Güncelleme Tarihi:
Enerji ve Tabi Kaynaklar Bakanı Taner Yıldız, Türkiye Odalar ve Borsalar Birliği (TOBB) Sıvılaştırılmış Petrol Gazı (LPG) Meclisi Üyeleri ile bakanlıkta bir görüşme yaptı. Yıldız, burada yaptığı açıklamada, bakanlık olarak yeni bir Cem Uzan davası ile karşı karşıya olduklarını açıkladı. Bugüne kadar 4 büyük davayı 10 yıl sonra kazanıldığını aktaran Yıldız, bunlar yetmiyormuş gibi Stockholm Mahkemeleri’ne miktarı 2,5 milyar Euro olan davalar açıldığını belirterek, şunları kaydetti:
"Bu artık Türkiye’nin siyasi istikrarına konulmuş olan keneleri alma girişimidir. Türkiye mutlaka bu kenelerinden kurtulacaktır. Tutup da ayağından sürekli aşağı çekmek isteyenlere, büyümesine ve ilerlemesine karşı olanlarla mücadelemiz devam edecektir. Bununla alakalı uluslararası avukatlık firmalarından hizmet alımına gideceğiz. Benzer bir dava olduğu için emsal gösterip bu davanın kabul edilmemesi için ilk girişimlerimiz olacak. Elimizde çok fazla bu manada alınmış kararlar var. Bu açıdan bütün bunların her birisini ibraz edeceğiz. Türkiye’nin neredeyse tamamını isteyen bir yapı ile karşı karşıyayız. Biz vatandaşımızın hakkı olan bir kuruşu vermeyiz."

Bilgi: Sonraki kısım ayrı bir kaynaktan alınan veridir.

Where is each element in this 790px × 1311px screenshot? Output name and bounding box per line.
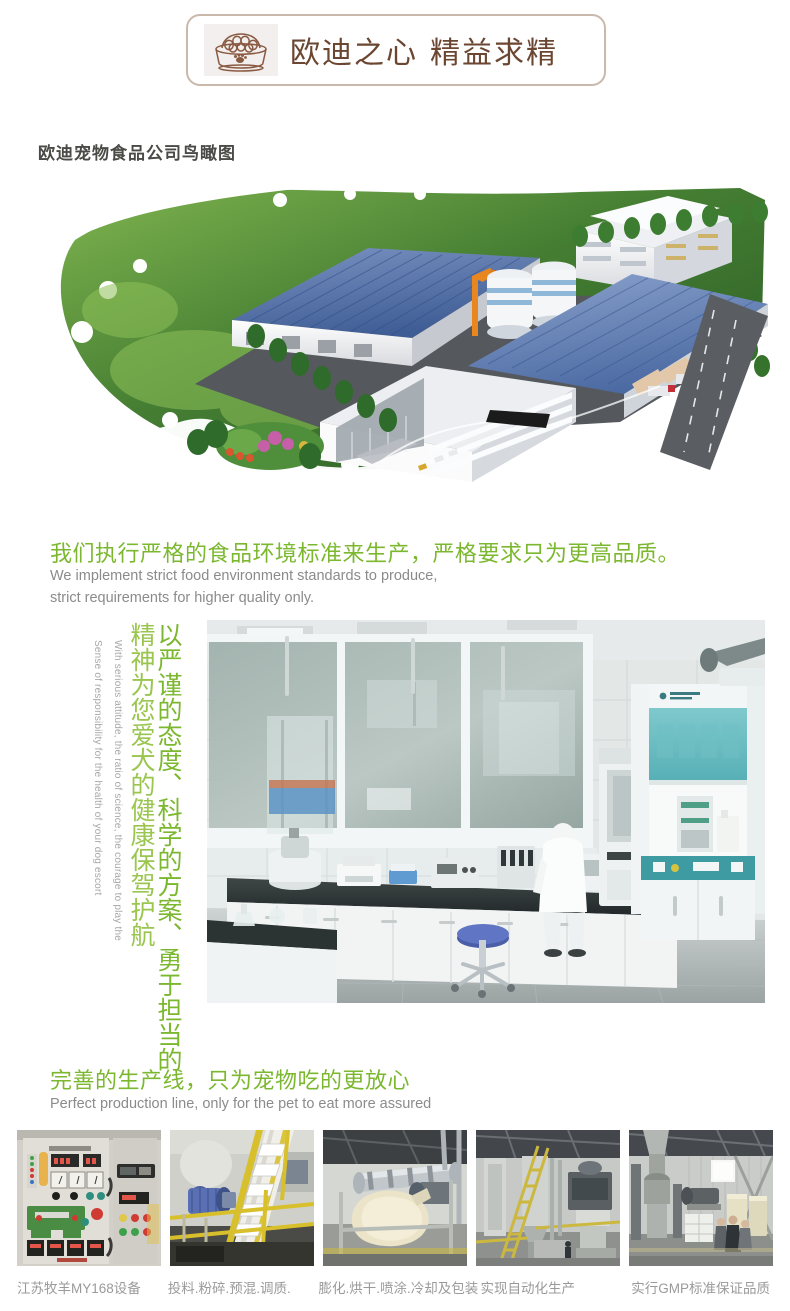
thumb-caption-3: 膨化.烘干.喷涂.冷却及包装	[319, 1277, 472, 1297]
banner-title-right: 精益求精	[430, 36, 558, 71]
production-thumbnail-grid	[17, 1130, 773, 1266]
production-heading-cn: 完善的生产线，只为宠物吃的更放心	[50, 1063, 410, 1095]
vertical-slogan-en-2: Sense of responsibility for the health o…	[92, 640, 102, 895]
thumb-cell-1	[17, 1130, 161, 1266]
production-heading-en: Perfect production line, only for the pe…	[50, 1093, 431, 1115]
thumb-caption-5: 实行GMP标准保证品质	[631, 1277, 773, 1297]
header-banner: 欧迪之心精益求精	[186, 14, 606, 86]
pet-bowl-icon	[204, 24, 278, 76]
thumb-image-automation	[476, 1130, 620, 1266]
aerial-factory-image	[20, 170, 775, 490]
lab-heading-cn: 我们执行严格的食品环境标准来生产，严格要求只为更高品质。	[50, 536, 680, 568]
vertical-slogan-cn-1: 以严谨的态度、科学的方案、勇于担当的	[155, 622, 180, 1072]
thumb-cell-3	[323, 1130, 467, 1266]
lab-heading-en: We implement strict food environment sta…	[50, 565, 437, 610]
vertical-slogan-cn-2: 精神为您爱犬的健康保驾护航	[128, 622, 153, 947]
thumb-cell-5	[629, 1130, 773, 1266]
aerial-section-title: 欧迪宠物食品公司鸟瞰图	[38, 139, 236, 164]
banner-title-left: 欧迪之心	[290, 36, 418, 71]
thumb-cell-4	[476, 1130, 620, 1266]
vertical-slogan-en-1: With serious attitude, the ratio of scie…	[112, 640, 122, 941]
thumb-image-control-panel	[17, 1130, 161, 1266]
thumb-caption-1: 江苏牧羊MY168设备	[17, 1277, 159, 1297]
thumb-caption-2: 投料.粉碎.预混.调质.	[168, 1277, 310, 1297]
laboratory-image	[207, 620, 765, 1003]
production-caption-row: 江苏牧羊MY168设备 投料.粉碎.预混.调质. 膨化.烘干.喷涂.冷却及包装 …	[17, 1277, 773, 1297]
thumb-image-conveyor	[170, 1130, 314, 1266]
thumb-cell-2	[170, 1130, 314, 1266]
thumb-image-gmp-plant	[629, 1130, 773, 1266]
banner-title: 欧迪之心精益求精	[290, 28, 558, 72]
thumb-caption-4: 实现自动化生产	[481, 1277, 623, 1297]
thumb-image-extruder	[323, 1130, 467, 1266]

'TÜRKİYE ENERJİSİNİ HARCAMAYACAK'
Yıldız, konuşmasının ardından bir gazetecinin, “Dava hakkında ibraz ayrıntı verebilir misiniz?” sorusuna ise şu cevabı verdi: “Stockholm Ticaret Odası Tahkim Mahkemeleri’nde ÇEAŞ ve Kepez’deki hisse sahibi olduğu ve adı geçen şirketlerin imtiyaz sözleşmelerinin iptal edilerek el konulması, diye kendileri ifade ediyor. Biz, imtiyaz sözleşmelerinin, üretim dağıtım ve iletim hatlarının imtiyazının kaldırılması ile ilgili karar almıştık. Ve bu şekilde tazminat oluştuğunu kendileri söylüyorlar. Halbuki, aynı konuda, Libenanco denilen konuda da 15,6 milyar dolarlık ve hem Polonya da hem de Eurosament davasında yaklaşık 5 milyar dolarlık iki ayrı talepleri olmuştu. Uluslararası tahkim heyeti uzun süre araştırma yaptılar. Bu kararlardan üçünün temyizi yoktu, birinin vardı. Libanenco ile temyiz mahkemesi aynı doğrultu da karar verdi. Bu ortakların, imtiyaz hakkının kaldırılması ile alakalı ayrı bir zarar uğramadığına dair karar vermişti. Uluslararası Yatırım Uyuşmazlıkları Çözüm Merkezi’ndeki bu davalar nihayetlenmişti. Yani hem temyiz yolları kapanmış hem de tahkim açısında bütün hukuk yolları kapanmıştı. Aynı gerekçe ile kendilerinin mağdur olduğunu ve bu mağduriyetlerinin tazminata ulaştırılması ile alakalı aynı konuda Stockholm Ticaret Odası’ndaki tahkim merkezine dava açtılar. Bize göre bu davanın başlatılması da doğru bir işlem değildir. Bununla alakalı bizim işimiz gücümüz var. Biz ileri bakacağız. Geriye dönük, bu davaları kapattık. Türkiye enerjisini bu tür konulara harcamayacak."
'AVUKATLARLA BİLDİRECEĞİZ'
Yıldız, Türkiye’nin siyasi istikrarının bozulmasına izin vermeyeceklerin de altını çizerek, şöyle devam etti: "2,5 milyar Euroluk paranın Türkiye’de 10 yıl önceki bütün yatırım bütçesine karşılıktı. Biz bunları haksız yere size vereceğimize vatandaşımızın hizmetine kullanırız. Bu sefer başka bir şirket adı altında yapıyor. ‘Libanenco ile değil de başka bir şirketle bunu yapmıştık. Başka şirketlerin ortağıydım’ deniliyor. Bir nevi kendileri açısından tekzip eden bir yapı söz konusu. Bize göre hukuki açıdan, enerji açısından hiçbir fonksiyonelliği yok. Biz Stockholm’e böyle bir davanın fuzuli olduğunu belirtmek için avukatlarımız vasıtasıyla bildireceğiz. Dava açılmamasını talep ediyoruz. Böyle bir karar verilirse, elimizde çok fazla argüman var."